NASCAR comes out in opposition of House Bill 2.
Photo credit:
nascar.com

The National Association for Stock Car Auto Racing (NASCAR) is the latest organization to rev up against the anti-LGBT law, House Bill 2 (HB2), in North Carolina.

Brian France, the chairman of NASCAR said in a statement to the Associated Press that his company doesn’t set legislation, but has no tolerance for bigotry.

“We take the position that any discrimination, unintended or not, we do not like that and we are working behind the scenes, and we are not a political institution,” he said. “We don’t set agendas or write laws but we express our values to policy makers.
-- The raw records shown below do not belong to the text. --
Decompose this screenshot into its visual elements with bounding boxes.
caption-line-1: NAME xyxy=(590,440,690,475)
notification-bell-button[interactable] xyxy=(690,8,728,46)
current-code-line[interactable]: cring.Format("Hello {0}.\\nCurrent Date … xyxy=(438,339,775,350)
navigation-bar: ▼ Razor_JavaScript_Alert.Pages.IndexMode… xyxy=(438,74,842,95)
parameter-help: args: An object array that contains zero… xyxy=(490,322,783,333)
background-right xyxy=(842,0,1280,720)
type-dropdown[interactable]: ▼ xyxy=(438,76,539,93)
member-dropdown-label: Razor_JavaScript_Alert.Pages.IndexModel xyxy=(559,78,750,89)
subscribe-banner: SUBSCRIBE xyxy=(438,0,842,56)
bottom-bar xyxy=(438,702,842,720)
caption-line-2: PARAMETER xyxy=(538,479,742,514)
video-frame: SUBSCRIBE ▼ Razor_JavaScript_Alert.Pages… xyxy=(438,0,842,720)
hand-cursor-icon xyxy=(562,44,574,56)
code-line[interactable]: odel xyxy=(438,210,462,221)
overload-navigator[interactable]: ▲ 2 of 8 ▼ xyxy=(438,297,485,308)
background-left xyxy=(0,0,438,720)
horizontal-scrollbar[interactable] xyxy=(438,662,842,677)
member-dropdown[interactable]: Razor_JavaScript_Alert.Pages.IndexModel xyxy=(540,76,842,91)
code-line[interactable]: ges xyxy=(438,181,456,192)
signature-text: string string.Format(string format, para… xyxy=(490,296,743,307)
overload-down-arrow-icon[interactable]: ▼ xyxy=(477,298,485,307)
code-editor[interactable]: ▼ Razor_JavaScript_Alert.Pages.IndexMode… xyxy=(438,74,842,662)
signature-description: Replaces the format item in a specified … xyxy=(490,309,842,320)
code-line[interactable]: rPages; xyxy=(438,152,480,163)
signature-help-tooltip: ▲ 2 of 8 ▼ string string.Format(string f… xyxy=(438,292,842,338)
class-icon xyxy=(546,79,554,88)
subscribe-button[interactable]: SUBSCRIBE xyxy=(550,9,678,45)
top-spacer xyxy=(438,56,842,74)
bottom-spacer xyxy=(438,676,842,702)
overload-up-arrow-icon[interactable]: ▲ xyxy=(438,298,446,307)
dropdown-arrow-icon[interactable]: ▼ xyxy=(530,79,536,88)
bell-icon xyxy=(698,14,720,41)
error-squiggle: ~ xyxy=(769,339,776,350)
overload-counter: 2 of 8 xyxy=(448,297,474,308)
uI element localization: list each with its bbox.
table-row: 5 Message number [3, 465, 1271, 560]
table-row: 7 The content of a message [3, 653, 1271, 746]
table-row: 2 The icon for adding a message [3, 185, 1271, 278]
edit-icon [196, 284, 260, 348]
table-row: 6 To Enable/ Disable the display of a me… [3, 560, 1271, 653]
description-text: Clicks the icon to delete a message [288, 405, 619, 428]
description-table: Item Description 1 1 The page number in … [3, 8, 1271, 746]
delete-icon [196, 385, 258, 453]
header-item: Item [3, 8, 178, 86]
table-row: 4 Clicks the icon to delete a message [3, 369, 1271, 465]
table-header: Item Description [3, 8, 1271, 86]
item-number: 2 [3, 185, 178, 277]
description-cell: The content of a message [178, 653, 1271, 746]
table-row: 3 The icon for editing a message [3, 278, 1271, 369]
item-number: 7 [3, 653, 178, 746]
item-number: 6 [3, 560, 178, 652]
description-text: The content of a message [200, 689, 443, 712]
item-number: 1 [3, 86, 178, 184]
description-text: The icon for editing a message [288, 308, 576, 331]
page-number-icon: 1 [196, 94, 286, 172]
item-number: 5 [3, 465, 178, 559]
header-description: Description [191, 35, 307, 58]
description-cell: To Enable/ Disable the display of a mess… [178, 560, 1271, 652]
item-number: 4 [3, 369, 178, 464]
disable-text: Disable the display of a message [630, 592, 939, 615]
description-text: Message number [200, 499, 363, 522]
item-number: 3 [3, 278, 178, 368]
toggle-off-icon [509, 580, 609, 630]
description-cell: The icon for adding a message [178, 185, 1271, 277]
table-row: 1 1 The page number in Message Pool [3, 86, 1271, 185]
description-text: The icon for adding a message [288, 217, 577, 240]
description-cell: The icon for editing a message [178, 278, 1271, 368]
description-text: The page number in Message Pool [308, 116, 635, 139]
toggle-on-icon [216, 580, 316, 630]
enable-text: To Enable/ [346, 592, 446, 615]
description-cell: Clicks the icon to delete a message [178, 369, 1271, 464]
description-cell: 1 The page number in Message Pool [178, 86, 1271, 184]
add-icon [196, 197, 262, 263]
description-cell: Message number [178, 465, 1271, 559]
We will and we do. We are real clear about that.”

Although their official headquarters is located in Daytona Beach, Florida, they also have offices in Charlotte and Concord, North Carolina.

France said that NASCAR doesn’t want to overstate their position, but they still want their voice to be heard.

“We try to be part of a solution, not a bunch a threats truthfully; but we are very direct and we do our civic part,” said France. “We like to think we take a lot of out of communities and run events and do business in North Carolina and so when asked to put back into these communities and be part of big and small decisions, we want to be there, but we are one small piece of the fabric. We want to play our role but not overstate our role.”

House Bill 2 is a law that was signed by Governor Pat McCrory in a special session on March 23 that removes protections from the LGBT community and forces transgender people to only utilize restrooms that correlate with their biological sex.

In 2003, NASCAR got its first openly gay driver, Stephen Rhodes, a North Carolina native. In a March, 2015 interview for Lavender magazine, Rhodes said NASCAR evolved since his debut over a deacde ago. 

"NASCAR, like most sports, has come a long way," he said. "It is 2015, not 2003 anymore. We all as humans have come to a better place of respect and understanding. It still isn’t easy all the time but I think as a community we’ve even grown on how to react or deal with situations when we run into others that aren’t comfortable with accepting it."